How technology is shaping the future of love
Will machines help us make strong relationships? “The course of true love never did run smooth,” wrote Shakespeare — before AI and virtual reality. Here are five big changes facing dating…
1/ Relationships with robots. In the movie Her, the hero Theodore Twombly becomes smitten with a female-voiced computer. Art could soon imitate life. AI expert David Levy claims that humans will marry robots “sooner” than 2050.
2/ Virtual dating. Young people date less than their parents. A study found that 56% of 14-18 year olds went on dates in 2015. For Generation X the figure was 85%. By 2050, virtual reality could allow singletons to go on dates without leaving homes.
3/ The death of monogamy. Love is often equated with the search for “the one.” This could soon become a quest for many. Some argue that polygamy should be allowed. Academic and activist Meg-John Barker claims: “The idea that monogamy is ‘normal’ in humans is hard to sustain.”
4/ Wearable love gurus. Imagine walking down the street when someone catches your eye. Augmented reality contact lenses then project the stranger's name and hobbies before your very eyes. The seeds of this technology exist now: the app Yac ranks people based on shared hobbies and friends, whilst Samsung is making AR contact lenses.

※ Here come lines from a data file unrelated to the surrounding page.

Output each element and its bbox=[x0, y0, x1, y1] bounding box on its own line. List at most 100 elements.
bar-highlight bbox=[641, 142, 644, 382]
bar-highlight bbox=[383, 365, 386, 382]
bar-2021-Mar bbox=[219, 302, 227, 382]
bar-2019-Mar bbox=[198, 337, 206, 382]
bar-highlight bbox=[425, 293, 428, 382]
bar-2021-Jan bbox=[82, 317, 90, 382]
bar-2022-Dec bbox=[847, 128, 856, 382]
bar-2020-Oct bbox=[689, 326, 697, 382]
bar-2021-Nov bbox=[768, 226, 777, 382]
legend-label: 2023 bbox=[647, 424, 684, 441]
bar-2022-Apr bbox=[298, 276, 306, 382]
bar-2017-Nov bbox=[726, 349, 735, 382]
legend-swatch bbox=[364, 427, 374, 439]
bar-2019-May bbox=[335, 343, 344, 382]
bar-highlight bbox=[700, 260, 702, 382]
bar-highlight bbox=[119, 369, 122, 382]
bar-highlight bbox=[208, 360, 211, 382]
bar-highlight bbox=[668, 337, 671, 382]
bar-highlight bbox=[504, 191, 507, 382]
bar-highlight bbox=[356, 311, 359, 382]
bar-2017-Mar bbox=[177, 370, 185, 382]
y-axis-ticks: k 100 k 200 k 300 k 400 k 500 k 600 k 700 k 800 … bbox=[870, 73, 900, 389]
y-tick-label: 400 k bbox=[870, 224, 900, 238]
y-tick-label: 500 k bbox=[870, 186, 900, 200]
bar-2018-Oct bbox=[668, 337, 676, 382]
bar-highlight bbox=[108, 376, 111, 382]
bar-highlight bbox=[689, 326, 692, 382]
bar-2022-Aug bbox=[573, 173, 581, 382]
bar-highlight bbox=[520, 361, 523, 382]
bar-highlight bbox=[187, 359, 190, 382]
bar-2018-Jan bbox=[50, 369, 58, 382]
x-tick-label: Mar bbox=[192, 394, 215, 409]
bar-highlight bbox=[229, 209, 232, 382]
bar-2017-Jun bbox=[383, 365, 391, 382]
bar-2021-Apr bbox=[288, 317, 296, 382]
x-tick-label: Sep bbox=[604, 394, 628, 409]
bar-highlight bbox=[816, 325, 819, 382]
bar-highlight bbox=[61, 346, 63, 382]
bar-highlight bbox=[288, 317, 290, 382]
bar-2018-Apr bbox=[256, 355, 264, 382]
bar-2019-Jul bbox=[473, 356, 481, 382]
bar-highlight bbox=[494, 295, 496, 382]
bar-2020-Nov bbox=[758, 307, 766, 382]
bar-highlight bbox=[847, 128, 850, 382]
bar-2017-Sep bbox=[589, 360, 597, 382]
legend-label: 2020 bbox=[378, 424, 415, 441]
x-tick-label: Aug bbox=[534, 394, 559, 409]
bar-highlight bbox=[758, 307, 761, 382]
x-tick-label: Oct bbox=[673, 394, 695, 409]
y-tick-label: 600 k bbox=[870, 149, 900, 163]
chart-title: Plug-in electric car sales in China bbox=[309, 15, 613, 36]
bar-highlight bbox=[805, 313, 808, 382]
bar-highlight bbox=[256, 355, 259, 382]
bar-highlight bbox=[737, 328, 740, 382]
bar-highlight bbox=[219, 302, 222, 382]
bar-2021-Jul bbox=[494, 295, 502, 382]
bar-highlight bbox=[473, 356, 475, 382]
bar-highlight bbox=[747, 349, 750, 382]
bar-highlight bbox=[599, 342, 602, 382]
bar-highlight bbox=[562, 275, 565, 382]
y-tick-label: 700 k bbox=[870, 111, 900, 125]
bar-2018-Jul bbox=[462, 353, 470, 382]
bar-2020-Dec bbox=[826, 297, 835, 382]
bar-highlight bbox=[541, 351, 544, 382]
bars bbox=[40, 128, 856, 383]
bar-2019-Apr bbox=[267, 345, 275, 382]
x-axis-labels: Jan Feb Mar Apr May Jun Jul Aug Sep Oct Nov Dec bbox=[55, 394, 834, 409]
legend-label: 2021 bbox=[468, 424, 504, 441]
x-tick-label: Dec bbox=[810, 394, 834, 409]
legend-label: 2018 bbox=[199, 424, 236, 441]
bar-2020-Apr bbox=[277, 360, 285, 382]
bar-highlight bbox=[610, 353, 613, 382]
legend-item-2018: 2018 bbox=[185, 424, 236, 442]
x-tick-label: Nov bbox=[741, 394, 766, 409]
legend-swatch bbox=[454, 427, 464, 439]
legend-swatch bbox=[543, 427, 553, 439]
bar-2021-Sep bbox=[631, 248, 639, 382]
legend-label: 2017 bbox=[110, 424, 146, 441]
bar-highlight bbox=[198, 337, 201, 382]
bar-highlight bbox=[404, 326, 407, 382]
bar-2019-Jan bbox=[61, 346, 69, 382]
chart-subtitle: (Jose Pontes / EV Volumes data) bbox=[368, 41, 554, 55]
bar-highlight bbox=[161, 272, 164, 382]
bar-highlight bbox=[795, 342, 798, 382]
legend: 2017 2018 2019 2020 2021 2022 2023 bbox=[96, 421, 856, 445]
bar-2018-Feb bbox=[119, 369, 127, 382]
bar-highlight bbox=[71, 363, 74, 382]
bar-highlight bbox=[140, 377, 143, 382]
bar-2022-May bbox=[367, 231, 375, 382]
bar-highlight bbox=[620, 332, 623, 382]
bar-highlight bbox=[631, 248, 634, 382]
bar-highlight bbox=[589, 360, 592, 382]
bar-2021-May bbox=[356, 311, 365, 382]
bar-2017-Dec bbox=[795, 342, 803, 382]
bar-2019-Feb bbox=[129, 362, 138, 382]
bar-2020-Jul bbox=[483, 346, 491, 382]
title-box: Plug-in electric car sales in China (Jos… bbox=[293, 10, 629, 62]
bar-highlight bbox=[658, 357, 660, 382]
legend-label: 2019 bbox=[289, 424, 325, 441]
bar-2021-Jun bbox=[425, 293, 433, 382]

5/ DNA matchmaking. Dating is all about “chemistry”. A study suggests that genes play a key role in attraction. And advancing technology could make genome sequencing available to all. In the future, people could compare genomes to see if a relationship may work.
So will machines help us create stronger relationships?
“Robots will bring us together,” say some. A lot of people think they are unlucky in love, but DNA matches and machines will help them to find the perfect person (or people).
“Machines will drive us apart,” others respond. Love at its deepest is mysterious, complex, and human. Relying on technology too much will kill those real human connections upon which love is built.
- Is it right for people to love robots?
- Without using a dictionary, write definitions of the words “love”, “passion”, and “desire”. Do you think it is possible for a robot to feel these emotions? Why/why not?
Some People Say...
“Love isn’t something you find. Love is something that finds you.”Loretta Young
What do you think?
Q & A
- What do we know?
- This year a 31-year-old Chinese man called Zheng Jiajia “married” a robot he had built himself. However, this marriage was not recognised by the authorities. Computerised contact lenses are still in development.
- What do we not know?
- It is impossible to know which combination of genes are able to predict to whom humans will be attracted, if such genes even exist.
- From Jean Twenge’s 2017 book iGen, published by Atria Books.
- Generation X
- Refers to the people born between the early 1960s and 1980s.
- The practice of having more than one husband or wife at one time.
- Augmented reality
- Technology which superimposes computer-generated images onto the user’s view of the world.
- Study led by Dr Albert Tenesa from the University of Edinburgh.
- Genome sequencing
- Procedure which maps the entire DNA sequence of a person’s genome — the set of biological codes, or genes, that determine how people are formed.